Hospitals with higher surgical volumes less likely to cause unintentional serious injuries

Are you scheduled for heart bypass surgery or weight loss surgery? You might want to find out just how frequently different hospitals in your area are performing those procedures before deciding where to go. A new study finds that hospitals with higher surgical volumes for certain procedures are less likely to cause unintentional serious injuries to hospitalized patients when compared to those hospitals that perform the procedures less often.

"We found a linear relationship between hospital volume and patient safety," said lead author Tina Hernandez-Boussard, Ph.D. "That means that the more procedures these hospitals were performing, the lower rates they would have of adverse events."

Hernandez-Boussard and colleagues are at the Stanford University School of Medicine. The study appears online in the journal Health Services Research.

The researchers used data from the Nationwide Inpatient Sample discharge database, a large national inpatient database. They looked at the rates of nine different adverse events in hospitalized patients following three different high-risk procedures — abdominal aortic aneurysm repair, heart bypass surgery and gastric bypass surgery. Examples of adverse events included blood infections, blood clots after surgery, postoperative bleeding, accidental punctures and death among surgical patients.

The investigators defined low surgical volume as fewer than 28 procedures per year for abdominal aortic aneurysm, fewer than 245 for heart bypass surgery and fewer less than 89 for gastric bypass surgery.
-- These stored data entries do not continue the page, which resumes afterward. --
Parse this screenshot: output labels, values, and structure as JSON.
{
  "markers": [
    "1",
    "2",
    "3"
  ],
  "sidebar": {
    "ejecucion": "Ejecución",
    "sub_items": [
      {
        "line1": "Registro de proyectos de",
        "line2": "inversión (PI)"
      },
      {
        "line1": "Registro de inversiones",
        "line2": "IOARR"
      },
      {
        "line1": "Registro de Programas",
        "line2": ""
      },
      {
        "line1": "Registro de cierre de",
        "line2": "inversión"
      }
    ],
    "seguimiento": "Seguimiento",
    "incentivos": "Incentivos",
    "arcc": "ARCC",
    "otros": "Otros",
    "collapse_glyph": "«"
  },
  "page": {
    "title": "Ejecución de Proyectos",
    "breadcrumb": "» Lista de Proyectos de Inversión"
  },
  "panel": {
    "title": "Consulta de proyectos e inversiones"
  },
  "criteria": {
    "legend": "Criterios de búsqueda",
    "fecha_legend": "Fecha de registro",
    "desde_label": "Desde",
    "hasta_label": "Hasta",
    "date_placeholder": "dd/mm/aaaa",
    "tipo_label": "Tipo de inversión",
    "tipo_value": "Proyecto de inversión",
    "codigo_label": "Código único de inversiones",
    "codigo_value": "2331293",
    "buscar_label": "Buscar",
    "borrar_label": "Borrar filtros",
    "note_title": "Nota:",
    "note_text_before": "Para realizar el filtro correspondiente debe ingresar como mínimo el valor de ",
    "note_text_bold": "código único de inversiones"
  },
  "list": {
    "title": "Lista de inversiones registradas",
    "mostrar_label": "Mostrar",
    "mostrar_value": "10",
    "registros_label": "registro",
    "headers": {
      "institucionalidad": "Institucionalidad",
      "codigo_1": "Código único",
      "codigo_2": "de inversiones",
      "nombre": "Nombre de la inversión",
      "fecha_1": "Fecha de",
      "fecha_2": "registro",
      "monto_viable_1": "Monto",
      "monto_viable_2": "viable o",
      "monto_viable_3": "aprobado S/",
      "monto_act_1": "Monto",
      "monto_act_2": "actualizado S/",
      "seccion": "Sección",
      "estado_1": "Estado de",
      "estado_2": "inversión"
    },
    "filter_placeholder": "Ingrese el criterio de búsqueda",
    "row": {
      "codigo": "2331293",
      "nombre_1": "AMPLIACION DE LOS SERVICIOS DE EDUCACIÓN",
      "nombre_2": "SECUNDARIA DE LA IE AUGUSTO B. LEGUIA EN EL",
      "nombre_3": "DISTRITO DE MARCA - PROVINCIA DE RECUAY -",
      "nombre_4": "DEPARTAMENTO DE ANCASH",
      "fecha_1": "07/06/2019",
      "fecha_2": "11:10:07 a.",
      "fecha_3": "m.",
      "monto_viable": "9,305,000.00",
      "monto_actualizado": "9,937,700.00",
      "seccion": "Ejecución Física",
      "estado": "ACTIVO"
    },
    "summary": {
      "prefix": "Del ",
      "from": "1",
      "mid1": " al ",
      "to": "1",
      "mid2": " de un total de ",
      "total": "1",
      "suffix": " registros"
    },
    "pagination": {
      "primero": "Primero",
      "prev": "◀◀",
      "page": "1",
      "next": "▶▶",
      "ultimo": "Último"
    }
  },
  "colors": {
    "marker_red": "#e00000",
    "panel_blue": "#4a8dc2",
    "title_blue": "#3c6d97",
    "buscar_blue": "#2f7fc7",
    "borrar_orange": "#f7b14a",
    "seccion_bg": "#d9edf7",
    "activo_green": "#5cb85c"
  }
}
In almost all instances, hospitals with higher surgical volume had fewer adverse events than hospitals with low surgical volume.
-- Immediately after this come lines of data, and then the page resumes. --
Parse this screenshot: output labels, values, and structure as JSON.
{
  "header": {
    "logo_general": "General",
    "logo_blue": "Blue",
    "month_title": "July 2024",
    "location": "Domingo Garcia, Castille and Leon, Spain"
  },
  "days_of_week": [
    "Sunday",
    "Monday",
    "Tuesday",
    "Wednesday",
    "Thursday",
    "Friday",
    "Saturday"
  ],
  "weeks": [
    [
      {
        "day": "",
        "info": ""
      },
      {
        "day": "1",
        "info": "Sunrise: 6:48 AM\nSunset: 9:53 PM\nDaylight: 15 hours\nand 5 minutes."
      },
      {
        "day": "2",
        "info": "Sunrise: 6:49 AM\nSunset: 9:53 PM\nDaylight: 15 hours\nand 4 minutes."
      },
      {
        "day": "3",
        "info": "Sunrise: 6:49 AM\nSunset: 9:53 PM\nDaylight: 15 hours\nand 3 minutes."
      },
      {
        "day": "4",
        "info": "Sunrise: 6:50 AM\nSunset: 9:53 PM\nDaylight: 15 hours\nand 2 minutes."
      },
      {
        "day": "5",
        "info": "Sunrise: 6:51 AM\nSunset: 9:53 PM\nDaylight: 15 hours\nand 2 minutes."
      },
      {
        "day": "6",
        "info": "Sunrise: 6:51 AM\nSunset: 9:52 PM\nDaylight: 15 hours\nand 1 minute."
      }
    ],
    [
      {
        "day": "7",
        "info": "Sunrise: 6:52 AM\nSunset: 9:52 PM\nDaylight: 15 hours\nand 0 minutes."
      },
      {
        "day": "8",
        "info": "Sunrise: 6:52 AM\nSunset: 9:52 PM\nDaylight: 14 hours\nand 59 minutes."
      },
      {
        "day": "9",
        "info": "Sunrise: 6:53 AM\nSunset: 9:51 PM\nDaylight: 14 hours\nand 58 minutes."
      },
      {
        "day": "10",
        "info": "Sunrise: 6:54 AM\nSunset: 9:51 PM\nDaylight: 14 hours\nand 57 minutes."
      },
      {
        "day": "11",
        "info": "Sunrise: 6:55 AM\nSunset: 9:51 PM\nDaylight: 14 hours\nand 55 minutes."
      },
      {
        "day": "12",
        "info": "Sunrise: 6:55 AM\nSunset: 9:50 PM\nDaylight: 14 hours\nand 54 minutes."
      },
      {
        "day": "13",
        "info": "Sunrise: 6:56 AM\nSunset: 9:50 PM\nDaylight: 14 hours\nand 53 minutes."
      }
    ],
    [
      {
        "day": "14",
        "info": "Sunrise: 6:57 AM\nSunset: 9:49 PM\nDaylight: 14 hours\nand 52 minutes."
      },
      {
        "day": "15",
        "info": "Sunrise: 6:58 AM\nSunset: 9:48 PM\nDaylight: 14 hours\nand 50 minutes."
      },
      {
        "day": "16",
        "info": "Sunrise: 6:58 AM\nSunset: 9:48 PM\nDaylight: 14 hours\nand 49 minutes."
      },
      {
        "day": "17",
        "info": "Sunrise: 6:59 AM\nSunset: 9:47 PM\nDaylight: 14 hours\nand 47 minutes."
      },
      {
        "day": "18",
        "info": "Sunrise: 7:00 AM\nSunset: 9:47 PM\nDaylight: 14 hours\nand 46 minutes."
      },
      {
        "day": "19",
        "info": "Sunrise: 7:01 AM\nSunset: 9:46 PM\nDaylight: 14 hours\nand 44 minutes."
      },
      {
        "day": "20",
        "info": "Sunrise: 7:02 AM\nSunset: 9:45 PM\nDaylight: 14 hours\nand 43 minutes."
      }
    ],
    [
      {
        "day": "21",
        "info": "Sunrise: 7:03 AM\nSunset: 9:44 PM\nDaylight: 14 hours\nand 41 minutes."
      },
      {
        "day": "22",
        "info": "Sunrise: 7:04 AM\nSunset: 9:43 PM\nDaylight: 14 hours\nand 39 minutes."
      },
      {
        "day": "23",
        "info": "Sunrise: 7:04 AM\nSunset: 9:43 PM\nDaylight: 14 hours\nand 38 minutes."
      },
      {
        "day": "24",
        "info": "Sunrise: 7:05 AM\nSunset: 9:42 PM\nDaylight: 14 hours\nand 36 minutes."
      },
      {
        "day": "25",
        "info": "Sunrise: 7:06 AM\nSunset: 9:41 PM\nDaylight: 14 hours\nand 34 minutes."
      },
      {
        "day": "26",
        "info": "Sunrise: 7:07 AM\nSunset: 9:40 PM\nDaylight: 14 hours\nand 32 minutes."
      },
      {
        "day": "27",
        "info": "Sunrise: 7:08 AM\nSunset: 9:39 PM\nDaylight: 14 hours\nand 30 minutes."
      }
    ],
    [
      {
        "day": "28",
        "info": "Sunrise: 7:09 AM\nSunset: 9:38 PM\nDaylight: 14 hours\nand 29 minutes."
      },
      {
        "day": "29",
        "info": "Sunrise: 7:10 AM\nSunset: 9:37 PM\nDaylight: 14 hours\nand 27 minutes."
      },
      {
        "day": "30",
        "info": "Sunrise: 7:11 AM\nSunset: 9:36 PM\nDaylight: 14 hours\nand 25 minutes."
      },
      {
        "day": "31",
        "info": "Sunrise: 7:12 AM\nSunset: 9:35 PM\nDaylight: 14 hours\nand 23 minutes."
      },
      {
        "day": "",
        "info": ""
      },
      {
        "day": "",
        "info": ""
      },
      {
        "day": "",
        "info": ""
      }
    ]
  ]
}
David Bates, M.D., executive director of the Center for Patient Safety Research and Practice and chief of general internal medicine at Brigham and Women's Hospital, said, "One question has been, what's the minimum number of cases that a hospital needs to do to be safe? That's been tricky, because the implication is that below a certain level, hospitals shouldn't be doing the procedure." Bates has no affiliation with the study.

"For a procedure that's high risk, I think it's important to do it at a place that does sufficient volume so that you have the best chance for a good outcome," Bates said. In addition to the surgeries included in the study, high-risk procedures include pancreatic cancer surgery, esophageal cancer surgery, complicated birth deliveries and others.